Meet The League Of Extraordinary Women: 60 Influencers Who Are Changing The World

BY Ellen McGirtlong read

Act One

IGNITION

They needed the cows.

Maria Eitel, CEO of the Nike Foundation, is starting her tale at the beginning of her eight-year journey to save the world’s girls. She is telling me about one 13-year-old in particular, the very one who inspired her to invent the Girl Effect, a global initiative that in less than a decade has created or supported groundbreaking programming and research that has put the often-terrifying needs of indigent girls in the toughest parts of the world on the global agenda. “I was in this ridiculously poor part of Ethiopia,” says Eitel, whose title at the time was vice president of corporate responsibility at Nike. The founder and CEO, Phil Knight (along with future CEO Mark Parker), had tapped her to create a not-for-profit arm–but had not dictated a mission. Eitel was in the midst of a yearlong exploration to determine how to make the biggest impact.

In Ethiopia, she followed this girl, named Kidan, through her entire day, watching her strap a filthy jerrycan to her back and haul water, then grind grain as she sat in the dirt. “She was amazingly smart,” recalls Eitel, who likes to talk about creating “that moment of inspiration when you know that a girl believes in herself.” She calls it “ignition,” and Kidan had it–she wanted to be a doctor. “She was such a bright light,” says Eitel. “But we learned that it’s not enough.”
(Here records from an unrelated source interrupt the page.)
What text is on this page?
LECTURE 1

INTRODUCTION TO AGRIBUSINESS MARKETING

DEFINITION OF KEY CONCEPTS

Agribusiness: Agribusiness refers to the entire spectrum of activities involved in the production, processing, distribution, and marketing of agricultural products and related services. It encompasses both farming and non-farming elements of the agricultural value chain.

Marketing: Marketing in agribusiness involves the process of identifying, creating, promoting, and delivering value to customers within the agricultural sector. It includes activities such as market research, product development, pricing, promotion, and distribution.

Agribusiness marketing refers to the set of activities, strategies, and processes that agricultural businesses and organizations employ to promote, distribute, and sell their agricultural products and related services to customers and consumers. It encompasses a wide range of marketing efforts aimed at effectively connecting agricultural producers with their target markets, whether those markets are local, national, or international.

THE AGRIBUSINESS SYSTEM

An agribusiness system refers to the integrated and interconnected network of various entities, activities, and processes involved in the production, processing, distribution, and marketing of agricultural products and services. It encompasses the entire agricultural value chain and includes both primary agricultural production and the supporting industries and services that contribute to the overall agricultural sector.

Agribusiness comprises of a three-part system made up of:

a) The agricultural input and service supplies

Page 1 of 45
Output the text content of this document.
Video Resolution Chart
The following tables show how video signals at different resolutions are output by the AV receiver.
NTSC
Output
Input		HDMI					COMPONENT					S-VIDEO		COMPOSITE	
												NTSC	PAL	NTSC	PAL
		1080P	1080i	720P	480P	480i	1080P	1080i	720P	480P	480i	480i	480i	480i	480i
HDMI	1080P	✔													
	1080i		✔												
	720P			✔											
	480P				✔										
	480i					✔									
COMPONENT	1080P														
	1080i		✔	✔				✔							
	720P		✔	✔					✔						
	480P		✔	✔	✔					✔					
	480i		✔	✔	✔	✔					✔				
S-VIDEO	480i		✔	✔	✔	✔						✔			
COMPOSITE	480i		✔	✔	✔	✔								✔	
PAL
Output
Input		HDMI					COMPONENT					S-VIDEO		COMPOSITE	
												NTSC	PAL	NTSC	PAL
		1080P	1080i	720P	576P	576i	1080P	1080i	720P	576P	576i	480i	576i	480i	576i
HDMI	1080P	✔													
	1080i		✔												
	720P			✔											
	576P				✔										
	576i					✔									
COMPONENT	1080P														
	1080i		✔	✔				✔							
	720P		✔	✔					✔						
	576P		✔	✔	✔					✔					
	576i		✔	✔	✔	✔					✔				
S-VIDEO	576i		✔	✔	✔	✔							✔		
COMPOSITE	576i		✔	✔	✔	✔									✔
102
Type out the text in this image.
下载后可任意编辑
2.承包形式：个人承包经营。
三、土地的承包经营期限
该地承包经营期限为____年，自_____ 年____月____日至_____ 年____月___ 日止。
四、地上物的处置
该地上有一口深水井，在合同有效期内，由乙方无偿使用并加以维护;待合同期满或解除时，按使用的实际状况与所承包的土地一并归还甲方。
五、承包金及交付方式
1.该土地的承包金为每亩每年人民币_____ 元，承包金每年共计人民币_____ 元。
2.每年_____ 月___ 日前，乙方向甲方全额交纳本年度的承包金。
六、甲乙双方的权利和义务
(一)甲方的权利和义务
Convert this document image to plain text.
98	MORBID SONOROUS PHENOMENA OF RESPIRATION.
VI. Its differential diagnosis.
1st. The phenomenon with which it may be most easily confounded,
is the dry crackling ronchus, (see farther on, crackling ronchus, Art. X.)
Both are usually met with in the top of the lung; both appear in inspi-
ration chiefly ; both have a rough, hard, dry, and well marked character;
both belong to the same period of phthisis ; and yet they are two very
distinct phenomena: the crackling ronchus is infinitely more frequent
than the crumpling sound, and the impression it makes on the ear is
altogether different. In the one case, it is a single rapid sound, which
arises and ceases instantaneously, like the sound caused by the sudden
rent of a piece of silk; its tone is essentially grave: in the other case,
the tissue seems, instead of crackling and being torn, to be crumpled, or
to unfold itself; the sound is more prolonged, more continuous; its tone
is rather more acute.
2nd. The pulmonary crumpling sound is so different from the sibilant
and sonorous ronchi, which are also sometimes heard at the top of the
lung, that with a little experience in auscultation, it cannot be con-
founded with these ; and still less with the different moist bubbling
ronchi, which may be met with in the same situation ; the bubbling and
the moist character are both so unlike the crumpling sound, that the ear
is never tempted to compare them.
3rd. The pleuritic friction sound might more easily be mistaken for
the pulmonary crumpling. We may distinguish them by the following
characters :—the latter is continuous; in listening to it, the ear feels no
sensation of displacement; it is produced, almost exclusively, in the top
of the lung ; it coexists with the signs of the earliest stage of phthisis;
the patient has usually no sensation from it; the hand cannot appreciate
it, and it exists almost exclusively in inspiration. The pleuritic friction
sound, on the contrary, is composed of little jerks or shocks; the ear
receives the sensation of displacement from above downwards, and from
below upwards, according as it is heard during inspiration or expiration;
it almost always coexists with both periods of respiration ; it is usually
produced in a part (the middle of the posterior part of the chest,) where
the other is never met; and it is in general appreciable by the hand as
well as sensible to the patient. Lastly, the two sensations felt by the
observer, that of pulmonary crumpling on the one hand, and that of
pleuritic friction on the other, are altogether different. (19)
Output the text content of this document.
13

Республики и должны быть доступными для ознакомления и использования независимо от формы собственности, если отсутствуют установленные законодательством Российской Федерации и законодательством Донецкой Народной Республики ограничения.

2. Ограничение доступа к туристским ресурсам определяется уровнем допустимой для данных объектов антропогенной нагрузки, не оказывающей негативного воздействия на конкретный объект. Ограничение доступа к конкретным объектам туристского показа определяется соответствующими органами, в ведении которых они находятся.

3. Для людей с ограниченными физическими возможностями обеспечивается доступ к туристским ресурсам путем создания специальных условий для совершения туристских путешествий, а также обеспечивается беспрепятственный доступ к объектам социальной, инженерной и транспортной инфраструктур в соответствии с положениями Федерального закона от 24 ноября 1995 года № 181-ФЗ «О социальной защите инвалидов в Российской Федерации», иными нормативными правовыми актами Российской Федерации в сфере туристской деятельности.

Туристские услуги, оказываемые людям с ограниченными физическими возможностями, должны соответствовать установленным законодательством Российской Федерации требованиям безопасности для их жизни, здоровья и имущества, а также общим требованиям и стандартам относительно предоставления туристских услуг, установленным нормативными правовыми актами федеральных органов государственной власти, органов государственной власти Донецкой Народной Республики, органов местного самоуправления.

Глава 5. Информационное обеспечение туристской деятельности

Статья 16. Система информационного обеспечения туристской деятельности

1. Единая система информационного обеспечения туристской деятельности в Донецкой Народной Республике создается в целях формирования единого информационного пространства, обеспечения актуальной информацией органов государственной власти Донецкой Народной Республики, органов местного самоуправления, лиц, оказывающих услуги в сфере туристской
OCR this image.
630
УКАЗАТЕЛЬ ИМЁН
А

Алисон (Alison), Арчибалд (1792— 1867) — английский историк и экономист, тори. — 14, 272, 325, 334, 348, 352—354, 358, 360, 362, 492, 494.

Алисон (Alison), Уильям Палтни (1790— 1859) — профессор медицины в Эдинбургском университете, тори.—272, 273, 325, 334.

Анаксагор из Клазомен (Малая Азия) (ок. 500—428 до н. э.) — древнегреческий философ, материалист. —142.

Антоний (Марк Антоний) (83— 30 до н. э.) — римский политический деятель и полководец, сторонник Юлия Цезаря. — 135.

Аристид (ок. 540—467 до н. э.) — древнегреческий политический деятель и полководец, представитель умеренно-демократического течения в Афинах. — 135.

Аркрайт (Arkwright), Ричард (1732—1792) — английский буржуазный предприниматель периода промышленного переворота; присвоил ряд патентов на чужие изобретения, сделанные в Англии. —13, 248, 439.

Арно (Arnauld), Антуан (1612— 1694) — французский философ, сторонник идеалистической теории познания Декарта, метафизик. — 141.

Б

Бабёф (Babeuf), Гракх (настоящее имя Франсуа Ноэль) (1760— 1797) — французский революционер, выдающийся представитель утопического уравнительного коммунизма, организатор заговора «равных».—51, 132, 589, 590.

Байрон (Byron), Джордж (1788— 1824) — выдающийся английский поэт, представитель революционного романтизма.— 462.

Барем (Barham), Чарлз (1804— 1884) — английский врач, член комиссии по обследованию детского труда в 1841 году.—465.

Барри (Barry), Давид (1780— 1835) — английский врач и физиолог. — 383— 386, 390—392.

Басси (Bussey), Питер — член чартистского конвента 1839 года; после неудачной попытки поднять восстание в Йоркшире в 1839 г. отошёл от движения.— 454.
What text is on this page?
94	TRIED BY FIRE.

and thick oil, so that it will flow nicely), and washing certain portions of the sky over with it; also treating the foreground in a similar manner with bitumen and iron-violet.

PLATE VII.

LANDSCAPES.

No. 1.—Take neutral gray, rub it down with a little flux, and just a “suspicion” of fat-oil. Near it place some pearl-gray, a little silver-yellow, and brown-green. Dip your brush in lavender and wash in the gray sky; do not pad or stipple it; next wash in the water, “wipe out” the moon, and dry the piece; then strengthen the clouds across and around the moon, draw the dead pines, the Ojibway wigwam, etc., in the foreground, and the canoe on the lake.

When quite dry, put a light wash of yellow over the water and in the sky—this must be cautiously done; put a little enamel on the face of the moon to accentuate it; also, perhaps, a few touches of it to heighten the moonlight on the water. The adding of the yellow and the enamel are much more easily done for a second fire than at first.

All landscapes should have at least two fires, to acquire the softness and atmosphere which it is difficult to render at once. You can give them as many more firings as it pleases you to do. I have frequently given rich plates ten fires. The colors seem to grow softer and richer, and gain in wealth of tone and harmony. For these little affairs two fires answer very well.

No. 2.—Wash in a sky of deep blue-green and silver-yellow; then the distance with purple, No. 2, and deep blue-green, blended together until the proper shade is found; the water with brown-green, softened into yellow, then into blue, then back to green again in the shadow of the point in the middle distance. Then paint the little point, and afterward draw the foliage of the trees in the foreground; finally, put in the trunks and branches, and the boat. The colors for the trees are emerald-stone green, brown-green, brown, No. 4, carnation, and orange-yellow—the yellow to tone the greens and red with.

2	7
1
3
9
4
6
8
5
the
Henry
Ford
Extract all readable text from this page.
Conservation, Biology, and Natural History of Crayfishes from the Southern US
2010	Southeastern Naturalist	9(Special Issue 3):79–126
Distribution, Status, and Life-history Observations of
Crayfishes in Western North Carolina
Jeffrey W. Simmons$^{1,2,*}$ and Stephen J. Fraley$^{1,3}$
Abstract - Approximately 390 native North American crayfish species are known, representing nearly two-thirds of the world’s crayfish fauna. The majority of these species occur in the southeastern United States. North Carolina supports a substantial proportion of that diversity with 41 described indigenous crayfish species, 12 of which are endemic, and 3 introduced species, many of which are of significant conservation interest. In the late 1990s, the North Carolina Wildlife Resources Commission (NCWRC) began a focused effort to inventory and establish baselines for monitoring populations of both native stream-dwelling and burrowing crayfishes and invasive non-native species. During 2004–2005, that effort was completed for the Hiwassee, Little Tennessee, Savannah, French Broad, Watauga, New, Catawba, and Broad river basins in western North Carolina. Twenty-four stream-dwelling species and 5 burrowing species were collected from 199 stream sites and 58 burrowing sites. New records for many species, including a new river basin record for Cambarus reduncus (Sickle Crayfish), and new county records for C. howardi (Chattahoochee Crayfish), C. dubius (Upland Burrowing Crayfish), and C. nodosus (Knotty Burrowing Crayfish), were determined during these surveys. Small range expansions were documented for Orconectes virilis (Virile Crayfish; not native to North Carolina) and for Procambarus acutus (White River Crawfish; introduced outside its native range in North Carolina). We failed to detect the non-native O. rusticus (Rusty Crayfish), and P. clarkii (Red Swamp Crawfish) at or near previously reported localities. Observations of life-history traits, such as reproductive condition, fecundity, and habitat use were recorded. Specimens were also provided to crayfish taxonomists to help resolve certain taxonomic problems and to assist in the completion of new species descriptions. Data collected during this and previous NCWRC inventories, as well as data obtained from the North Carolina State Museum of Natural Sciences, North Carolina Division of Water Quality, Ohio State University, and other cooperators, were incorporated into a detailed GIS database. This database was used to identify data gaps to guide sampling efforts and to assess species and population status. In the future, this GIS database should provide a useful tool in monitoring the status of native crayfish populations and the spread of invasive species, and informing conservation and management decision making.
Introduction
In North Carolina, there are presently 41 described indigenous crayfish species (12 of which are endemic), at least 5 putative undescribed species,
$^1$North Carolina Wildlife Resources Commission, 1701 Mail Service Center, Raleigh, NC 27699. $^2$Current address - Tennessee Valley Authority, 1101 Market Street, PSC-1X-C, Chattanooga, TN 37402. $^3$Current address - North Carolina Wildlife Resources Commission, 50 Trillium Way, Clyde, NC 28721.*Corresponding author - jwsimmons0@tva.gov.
When Eitel spoke to Kidan’s mother about her dreams for her daughter, she found out that the child had already been committed to be married, in exchange for cattle. The mother did not share Eitel’s dismay. “Once I was a girl,” she told Eitel. “One day, there was this commotion and they picked me up and put me on a donkey and that was my wedding. I never saw my family again. So Kidan will just have to be strong.” Kidan’s hope for a career–for anything like the self-directed life that Eitel, and probably any reader of this magazine, believes to be a human right–was effectively over, just as her mother’s had been not so long ago. And her survival? Well, her marriage commitment placed that in greater doubt: In sub-Saharan Africa, says Eitel, more than 90% of deaths related to pregnancy are among adolescents. They needed the cows.